The cross-sectional nature of this study limits the conclusions one may draw regarding causation. Further, future research needs to reconsider when and how relationship quality influences attributions, forgiveness and breakup following various transgressions. The current findings challenge some of the prior findings that found support for effects of relationship quality, which maybe were largely a result of the use of vignettes describing hypothetical scenarios. The hypothetical nature of our study design introduces a disconnect between actual dyadic relationship variables, thus the transgression, perception of threat and decision to break up are all hypothetical. Considering future transgressions might elicit mate-guarding tactics that inflate likelihood of preemptive threat (Bendixen et al., 2018). On the other hand, it is difficult to study these processes as research of actual breakup is often retrospective by design. Intact couples might have forgiven successfully, at least to such a degree that the dyad is not dissolved, which may have had a positive effect on relationship quality. Further insights into the predictive effect of relationship quality on the likelihood of breakup following serious transgression such as infidelity in real life would probably need a prospective design.

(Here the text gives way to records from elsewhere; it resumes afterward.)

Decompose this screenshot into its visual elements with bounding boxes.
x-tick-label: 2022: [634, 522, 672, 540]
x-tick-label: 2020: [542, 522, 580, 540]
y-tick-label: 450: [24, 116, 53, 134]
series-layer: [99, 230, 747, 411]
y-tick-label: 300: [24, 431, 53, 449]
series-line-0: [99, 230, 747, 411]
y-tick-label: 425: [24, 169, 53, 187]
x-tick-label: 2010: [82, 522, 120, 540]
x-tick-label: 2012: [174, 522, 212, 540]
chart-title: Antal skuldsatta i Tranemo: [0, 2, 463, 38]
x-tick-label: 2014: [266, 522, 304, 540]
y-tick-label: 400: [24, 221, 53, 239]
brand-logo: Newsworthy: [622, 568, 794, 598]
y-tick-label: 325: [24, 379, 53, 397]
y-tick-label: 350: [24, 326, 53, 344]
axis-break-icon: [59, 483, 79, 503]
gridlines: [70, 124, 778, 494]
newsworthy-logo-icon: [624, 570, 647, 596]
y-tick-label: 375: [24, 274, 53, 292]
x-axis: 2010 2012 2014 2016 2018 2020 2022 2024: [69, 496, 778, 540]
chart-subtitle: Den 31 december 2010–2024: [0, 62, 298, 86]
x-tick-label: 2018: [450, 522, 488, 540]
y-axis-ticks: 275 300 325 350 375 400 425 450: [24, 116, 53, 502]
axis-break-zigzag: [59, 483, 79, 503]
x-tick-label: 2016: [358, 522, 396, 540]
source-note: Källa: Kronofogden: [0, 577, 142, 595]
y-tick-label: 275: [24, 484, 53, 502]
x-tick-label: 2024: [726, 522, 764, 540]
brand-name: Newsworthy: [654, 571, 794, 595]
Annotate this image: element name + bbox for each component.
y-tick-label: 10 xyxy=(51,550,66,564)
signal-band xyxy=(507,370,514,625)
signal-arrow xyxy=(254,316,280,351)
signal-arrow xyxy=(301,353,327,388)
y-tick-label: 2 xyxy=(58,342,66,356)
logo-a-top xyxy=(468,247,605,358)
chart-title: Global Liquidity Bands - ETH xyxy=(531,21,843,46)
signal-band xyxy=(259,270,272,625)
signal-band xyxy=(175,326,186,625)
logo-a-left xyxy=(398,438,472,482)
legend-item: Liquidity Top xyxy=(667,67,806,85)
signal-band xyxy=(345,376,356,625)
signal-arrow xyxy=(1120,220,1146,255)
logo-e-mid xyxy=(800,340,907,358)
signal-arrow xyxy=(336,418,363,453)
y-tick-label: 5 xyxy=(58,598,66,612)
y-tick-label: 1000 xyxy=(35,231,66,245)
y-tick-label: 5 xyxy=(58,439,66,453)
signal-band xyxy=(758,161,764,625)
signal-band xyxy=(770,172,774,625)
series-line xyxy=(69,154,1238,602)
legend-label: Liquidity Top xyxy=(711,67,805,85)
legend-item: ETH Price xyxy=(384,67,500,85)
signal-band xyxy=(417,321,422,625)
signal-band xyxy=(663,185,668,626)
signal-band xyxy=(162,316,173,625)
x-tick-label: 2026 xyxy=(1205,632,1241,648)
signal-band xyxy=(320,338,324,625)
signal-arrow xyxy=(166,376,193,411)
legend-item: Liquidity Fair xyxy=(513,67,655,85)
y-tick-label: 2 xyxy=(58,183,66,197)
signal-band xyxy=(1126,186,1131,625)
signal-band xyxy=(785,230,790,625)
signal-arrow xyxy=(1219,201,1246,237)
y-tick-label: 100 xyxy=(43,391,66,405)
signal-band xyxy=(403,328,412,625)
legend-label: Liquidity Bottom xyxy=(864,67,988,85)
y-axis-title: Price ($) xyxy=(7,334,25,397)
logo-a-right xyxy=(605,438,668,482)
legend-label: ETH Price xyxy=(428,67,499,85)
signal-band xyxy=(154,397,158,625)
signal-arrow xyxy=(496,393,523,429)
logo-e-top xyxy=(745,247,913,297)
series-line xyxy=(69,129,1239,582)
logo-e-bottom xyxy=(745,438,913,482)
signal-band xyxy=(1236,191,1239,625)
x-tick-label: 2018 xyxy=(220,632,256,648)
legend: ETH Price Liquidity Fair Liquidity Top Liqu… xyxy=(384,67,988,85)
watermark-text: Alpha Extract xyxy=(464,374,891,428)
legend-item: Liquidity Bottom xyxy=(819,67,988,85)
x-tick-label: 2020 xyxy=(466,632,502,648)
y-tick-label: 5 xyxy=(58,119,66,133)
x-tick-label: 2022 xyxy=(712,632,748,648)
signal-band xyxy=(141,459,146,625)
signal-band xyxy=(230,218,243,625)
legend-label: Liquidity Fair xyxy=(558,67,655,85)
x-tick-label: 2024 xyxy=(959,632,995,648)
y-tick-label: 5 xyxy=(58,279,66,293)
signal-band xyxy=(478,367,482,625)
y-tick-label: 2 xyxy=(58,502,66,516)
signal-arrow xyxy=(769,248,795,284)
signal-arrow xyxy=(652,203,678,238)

Our sample consisted mainly of relatively young couples from a highly egalitarian, secular and sexually liberal country (Grøntvedt & Kennair, 2013). It is therefore possible that there is less stigma and hindrance to breakup in our sample compared to more religious, conservative couple samples. Regardless, we expect many of the mechanisms identified in the current study to generalise across cultures and nations, as cross-cultural investigations find infidelity to be one of the leading causes of relationship dissolution (Betzig, 1989).

Regarding methodological issues, the relatively low reliability of the revenge scales and unknown reliability of the single-item measures of threat suggest caution regarding interpreting some of the effects reported. Still, the strength of the associations with other variables in the model underscore the validity of these measures. Finally, as with many questionnaire-based surveys on sensitive topics, social desirability responding might be an issue (e.g., Tourangeau & Yan, 2007). However, this presupposes that there are clear social norms regarding how one is supposed to react to infidelity in one's partner. There is no indication that such norms exist, and it would be hard to evaluate in what direction social desirability concerns would affect the responses, and hence the results.